En la operación Avalancha han participado la Agencia Técnica de Investigación Criminal (ATIC), Policías y militares de fuerzas elites.

La operación continuaba ayer en la tarde en diferentes lugares en Honduras.

De acuerdo con fuentes fiscales, la mara Salvatrucha se agenció el control del hospital Ochoa cuando su propietario, el doctor especializado en neurología, Miguel Ángel Ochoa Centeno, pasaba por dificultades económicas para continuar operando el negocio que ya pagaba extorsión a esa pandilla.

Fue entonces que los cabecillas de la MS le ofrecieron ayuda al doctor Ochoa para continuar en el negocio.

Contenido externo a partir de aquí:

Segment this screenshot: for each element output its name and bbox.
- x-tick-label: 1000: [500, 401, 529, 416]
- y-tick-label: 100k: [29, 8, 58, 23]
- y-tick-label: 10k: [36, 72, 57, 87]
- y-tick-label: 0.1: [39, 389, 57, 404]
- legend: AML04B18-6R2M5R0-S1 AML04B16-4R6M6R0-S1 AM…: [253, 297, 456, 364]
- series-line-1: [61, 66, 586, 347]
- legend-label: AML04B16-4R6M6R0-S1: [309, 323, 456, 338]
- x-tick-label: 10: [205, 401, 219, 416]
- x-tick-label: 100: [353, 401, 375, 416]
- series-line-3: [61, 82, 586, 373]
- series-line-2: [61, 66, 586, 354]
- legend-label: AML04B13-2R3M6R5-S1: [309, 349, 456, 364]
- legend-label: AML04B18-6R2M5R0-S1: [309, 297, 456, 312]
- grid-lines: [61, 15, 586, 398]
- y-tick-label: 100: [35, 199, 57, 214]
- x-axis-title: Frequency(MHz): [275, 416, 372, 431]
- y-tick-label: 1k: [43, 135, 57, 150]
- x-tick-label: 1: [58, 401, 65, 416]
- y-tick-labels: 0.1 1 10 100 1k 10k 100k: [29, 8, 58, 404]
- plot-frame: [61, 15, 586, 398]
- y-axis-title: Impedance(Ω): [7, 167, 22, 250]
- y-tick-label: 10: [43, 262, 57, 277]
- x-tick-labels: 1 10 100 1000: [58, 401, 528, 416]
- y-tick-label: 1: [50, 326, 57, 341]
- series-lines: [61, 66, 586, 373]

Según fuentes policiales hondureñas él aceptó varios préstamos por parte del grupo criminal y fue así cómo el reconocido médico se fue involucrando con esa organización criminal, especialmente con el cabecilla identificado como Alexander Mendoza, (a) Porky, a quien el Ministerio Público señala de ser la principal cabeza de la MS en San Pedro Sula.

La Policía capturó el martes anterior a una hija y a la ex esposa del médico quien escapó de ser arrestado y ahora las autoridades lo buscan para llevarlo ante la justicia.

De acuerdo con las fuentes, Mendoza o el Porky fue capturado el 20 de diciembre anterior, cuando se encontraba reunido con ocho mareros más cerca del estadio olímpico de San Pedro Sula. 

Esa captura hizo que la investigación contra la mara Salvatrucha en esa localidad se agilizara más por parte de las autoridades.

A Mendoza lo señalan de ser un cabecilla muy escurridizo; su captura realmente fue un acto casi inesperado. “Si no lo hubiéramos capturado ese día, es posible que aún no lo hubiéramos detenido hasta hoy. Es un tipo muy escurridizo”, indicó la fuente.